In the South, this is a complex, dynamic moment. As the Confederate flag (finally) falls in some places, it is being raised with strident conviction in others. I’ve seen more Confederate flags on display in the last year than I ever have in my life, from my hometown of Asheville, to upstate South Carolina, to Tennessee and across the Deep South. On a national political stage we see that Donald Trump’s rhetoric is exciting a base — densely represented in pockets of the South — who longs to say what he does, but feels they are being muzzled; in the unexpected but undeniable viability of his candidacy, this base is flexing its power.
As the parade began, the protesters joined in, something I had never seen before. I spent the parade walking next to a man holding a 12 foot flag pole, featuring a Confederate flag, an American flag and a Tea Party flag. He grew heated when I asked him to give people a little more breathing room. I walked next to him, along with a few other peacekeepers. He seemed mostly intent on waving his flags and asserting his presence. But it also never felt like I could let my guard down. In the absence of clarity about a stranger’s intent, you can neither assume the best nor the worst. You try to find a middle ground.
As we arrived back at the park, the man who I’d marched next to lowered his flagpole and told me he was going home to watch the LSU game. (A few weeks later one of the counter protesters was arrested and charged with bombing a Walmart in northern Mississippi to protest their decision to cease selling Confederate flags).

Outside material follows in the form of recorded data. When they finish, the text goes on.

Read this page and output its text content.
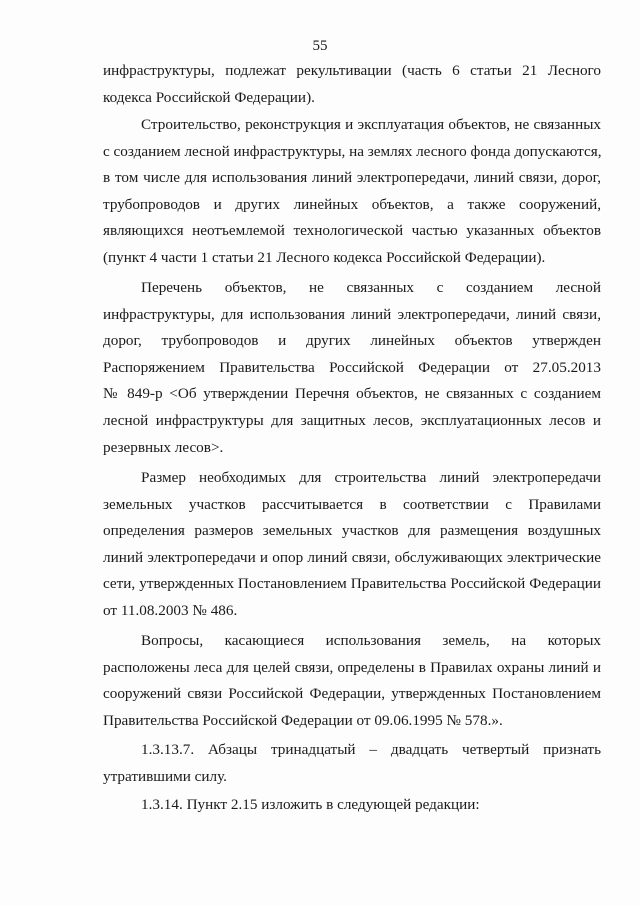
55
инфраструктуры, подлежат рекультивации (часть 6 статьи 21 Лесного
кодекса Российской Федерации).
Строительство, реконструкция и эксплуатация объектов, не связанных
с созданием лесной инфраструктуры, на землях лесного фонда допускаются,
в том числе для использования линий электропередачи, линий связи, дорог,
трубопроводов и других линейных объектов, а также сооружений,
являющихся неотъемлемой технологической частью указанных объектов
(пункт 4 части 1 статьи 21 Лесного кодекса Российской Федерации).
Перечень объектов, не связанных с созданием лесной
инфраструктуры, для использования линий электропередачи, линий связи,
дорог, трубопроводов и других линейных объектов утвержден
Распоряжением Правительства Российской Федерации от 27.05.2013
№ 849-р <Об утверждении Перечня объектов, не связанных с созданием
лесной инфраструктуры для защитных лесов, эксплуатационных лесов и
резервных лесов>.
Размер необходимых для строительства линий электропередачи
земельных участков рассчитывается в соответствии с Правилами
определения размеров земельных участков для размещения воздушных
линий электропередачи и опор линий связи, обслуживающих электрические
сети, утвержденных Постановлением Правительства Российской Федерации
от 11.08.2003 № 486.
Вопросы, касающиеся использования земель, на которых
расположены леса для целей связи, определены в Правилах охраны линий и
сооружений связи Российской Федерации, утвержденных Постановлением
Правительства Российской Федерации от 09.06.1995 № 578.».
1.3.13.7. Абзацы тринадцатый – двадцать четвертый признать
утратившими силу.
1.3.14. Пункт 2.15 изложить в следующей редакции:
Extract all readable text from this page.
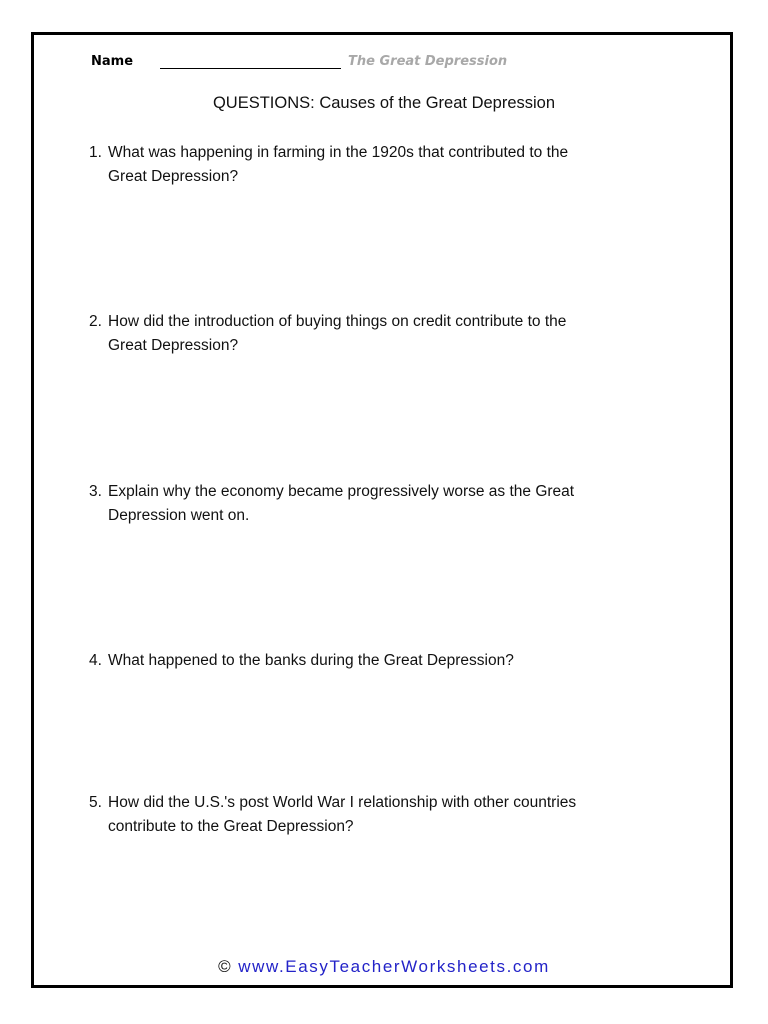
Name	The Great Depression
QUESTIONS: Causes of the Great Depression
1. What was happening in farming in the 1920s that contributed to the
Great Depression?
2. How did the introduction of buying things on credit contribute to the
Great Depression?
3. Explain why the economy became progressively worse as the Great
Depression went on.
4. What happened to the banks during the Great Depression?
5. How did the U.S.'s post World War I relationship with other countries
contribute to the Great Depression?
© www.EasyTeacherWorksheets.com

People kept arriving for the Festival as the late afternoon sun blasted down and, while Pride was still going strong, the woman I’d met at that gas station showed up. I’d already left by then, headed back to North Carolina with my co-worker, Ivy. But another co-worker sent a picture of all them smiling. The woman sent me a text, “I felt comfortable,” she said.
This is the South right now. Bias nakedly expressed rather than hidden, a spring loaded tension in public life. People and communities that are full of promise, full of hope. New leaders doing incredible work, changing this place, starting new public conversations. The change that is possible will come from the South, from Southern leaders who know and understand this place, who call it home, who have no plans to leave.
If we believe that our public lives matter, that the ghosts of the past co-mingle with the new realities we create, then Hattiesburg changed on October 10. LGBT people became, in a new way, part of the the city’s public life.
Two hours to the west, in Marengo and Clarke Counties, the silence continued.
Rev. Jasmine Beach-Ferrara is executive director of The Campaign of Southern Equality, based in Asheville, N.C., and a minister in the United Church of Christ.